Just when you thought Alfa Romeo couldn’t get more Italian, they went and built a car inspired by a boat. Unveiled at the 2026 Brussels Motor Show, the Giulia Quadrifoglio Luna Rossa is the first child of a marriage between Alfa and the Luna Rossa Prada Pirelli sailing team.
This isn’t just a “sticker and stripe” special. This is a 520-hp carbon-fiber manifesto that proves if you give Italian engineers enough espresso and a sailboat, they will find a way to make a sedan act like a hydrofoil.

photo: @Alfa Romeo celebrates the Italian America’s Cup team with a true collector’s car. Alfa Romeo unveils the Giulia Quadrifoglio Luna Rossa
The “Inverted Foil”: Aero That Actually Works
The highlight of this car is the massive, dual-profile rear wing. While the Luna Rossa AC75 yacht uses foils to lift itself out of the water to fly, Alfa Romeo’s engineers took that exact design and flipped it upside down.
The Result: Instead of flying, the car is sucked onto the tarmac with 140 kg (308 lbs) of downforce at 300 km/h. That is five times the downforce of the standard Quadrifoglio.
The “Bottega” Touch: It was developed under the new BOTTEGAFUORISERIE program—a high-end customization hub shared with Maserati. Think of it as a “tailor shop” for people who find 520 horsepower a bit too subtle.

photo: @Alfa Romeo celebrates the Italian America’s Cup team with a true collector’s car. Alfa Romeo unveils the Giulia Quadrifoglio Luna Rossa
Inside the Beast: Real Sailcloth and Life-Jacket Seats
The interior is where the “sailing” theme gets literal.
The Dashboard: Alfa took actual fragments of an original Luna Rossa sail—a multi-layered, high-tech film—and machined it into the dash fascia. It’s the ultimate “fragment of history” in your cockpit.
The Seats: The Sparco buckets are upholstered in materials inspired by the Personal Flotation Devices (life jackets) worn by the sailing crew. It’s probably the only car seat in the world that looks ready for a shipwreck but feels ready for the Nürburgring.
The Red Badge: For the first time in history, the Alfa Romeo logo has been changed to a red background, matching the “Luna Rossa” (Red Moon) branding.

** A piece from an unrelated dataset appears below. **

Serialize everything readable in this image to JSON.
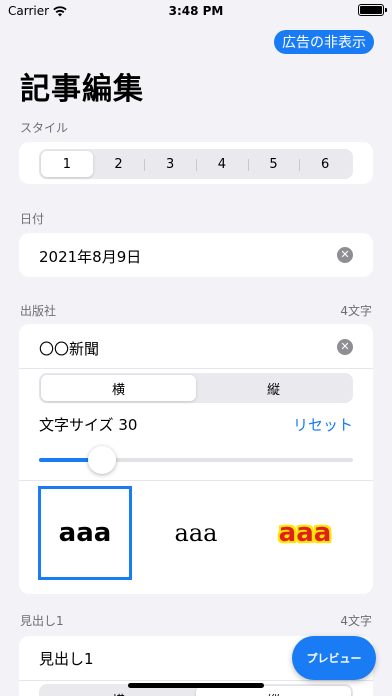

photo: @Alfa Romeo celebrates the Italian America’s Cup team with a true collector’s car. Alfa Romeo unveils the Giulia Quadrifoglio Luna Rossa
The “Weighty” Facts: Price, Units, and Gravity
How many were made? Exactly ten.
Can you buy one? No. All ten were sold before the public even knew they existed.
The Price: While official pricing wasn’t disclosed to the “unworthy” public, estimates place this collector’s item north of €200,000 ($218,000).
The Weight: Despite the “sailing” theme, it’s no lightweight. With all that extra carbon fiber and the reinforced aero kit, it tips the scales at roughly 1,620 kg (3,570 lbs).
Is it breakable? It’s a track-focused weapon with a massive carbon-fiber wing. If you back into a pole at the grocery store, that wing alone probably costs more than a mid-sized SUV to replace.
This car is actually slower than the standard version. Because the wing creates so much “push” against the air, the top speed is capped at 300 km/h (186 mph)—about 7 km/h slower than the base model. It’s the only time you’ll pay an extra $100,000 to go slightly slower, but look five times cooler doing it.
This car marks the lead-up to the 38th America’s Cup in Naples. It proves that LVMH isn’t the only group that knows how to blend “lifestyle” with “performance.” For the ten lucky owners, they now own a piece of a racing yacht that happens to have four wheels and a Ferrari-derived V6.